Benim çalıştığım işyeri başta olmak üzere tüm işyerleri örgütsüzdür. Sigorta primlerimiz yarım yamalak yatırılıyor. Çok ağır çalışma koşullarına tabi tutuluyoruz. Yıllık izinlerimizi kullanamıyoruz, kullanan arkadaşlarımız da ancak 15 gün izin kullanabiliyor. Zorunlu mesailerimiz bordrolarımıza işlemiyor. Yemeklerimiz çok kalitesiz, servis hakkımız zamanla ortadan kaldırıldı. Yol paraları bizim cebimizden çıkıyor. En yüksek ücret alan arkadaşımızın net ücreti 1200-1500 lira arasında. Buna fazla mesai ücretleri de dahil. İşyerinde en ufak bir itirazımızın karşılığı işten atılmadır. Görülmemiş bir ücret adaletsizliği var. Ortacılar, overlokçular, ütücüler, kalite kontrolcüler, modelistler, bölüm şefleri olmak üzere ayrı birer ücret sınıflandırılması uygulanıyor.

Patronla cebelleşeceğimize biz işçi arkadaşlarımızla cebelleşiyoruz, kavgalar yapıyoruz. Patronda bu yolla ağır sömürüsünü gizleyebiliyor. Yoğun iş temposunda bazen insanlıktan çıkıyoruz, dış dünyayla, ailemizle bağlarımız kesiliyor. Çeyiz parası, harçlık için, evlenebilmek için çalışan arkadaşlarımızın büyük çoğunluğu anti depresan ilaçlar kullanıyor. Yediğimiz yemeklerde kullanılan kötü yağlardan dolayı ülser ve gastrit gibi mide bağırsak hastalıklarına yakalanıyoruz.
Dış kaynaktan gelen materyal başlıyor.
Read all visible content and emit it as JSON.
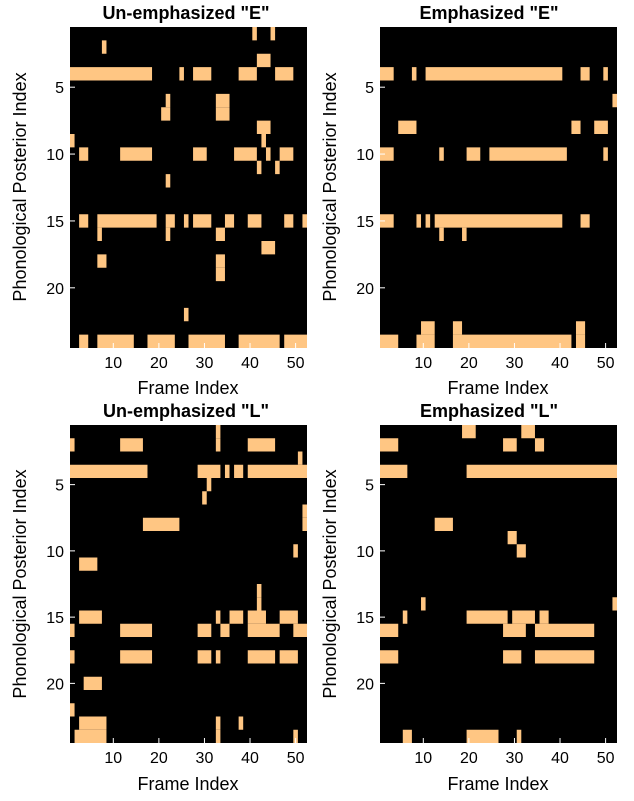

Kendimize ait bir sosyal hayatımız yok, evli olan arkadaşlarımızın çoğu boşanmanın eşiğinde. Çocuğu olan benim gibi kadın arkadaşlar büyük güçlükler çekiyor. Ne bir kreş var, ne çocuklarımızı güvenle bırakacağımız ortak bir sosyal tesis. 1990’lı yıllarda yaşanan örgütlenme ve hak alma eylemlerinin dışında yıllardır bir örgütlenme çalışması yok. Tekstil iş kolunda tek bir sendikanın girişimi olmadı. Örgütlenme girişiminde bulunan yine bizleriz. Bize sahip çıkan yok. İşçilerin ezici çoğunluğu benim gibi Kürt kökenli işçidir. Ben ve arkadaşlarımız tekstil iş kolunda bir kurultay toplama çalışması başlatmış durumdayız. Bölgede çalışan inşaat işçileriyle dayanışma ve düşünce alışverişi içindeyiz. Koşullarımız ancak mücadeleyle değişebilir. Aksini düşünmek, örgütlenme gibi bir derdi olmayan sendikalardan bir beklenti içinde olmak kendimizi kandırmaktır. Artık yeter. Nerde inceyse orda kopsun diyoruz.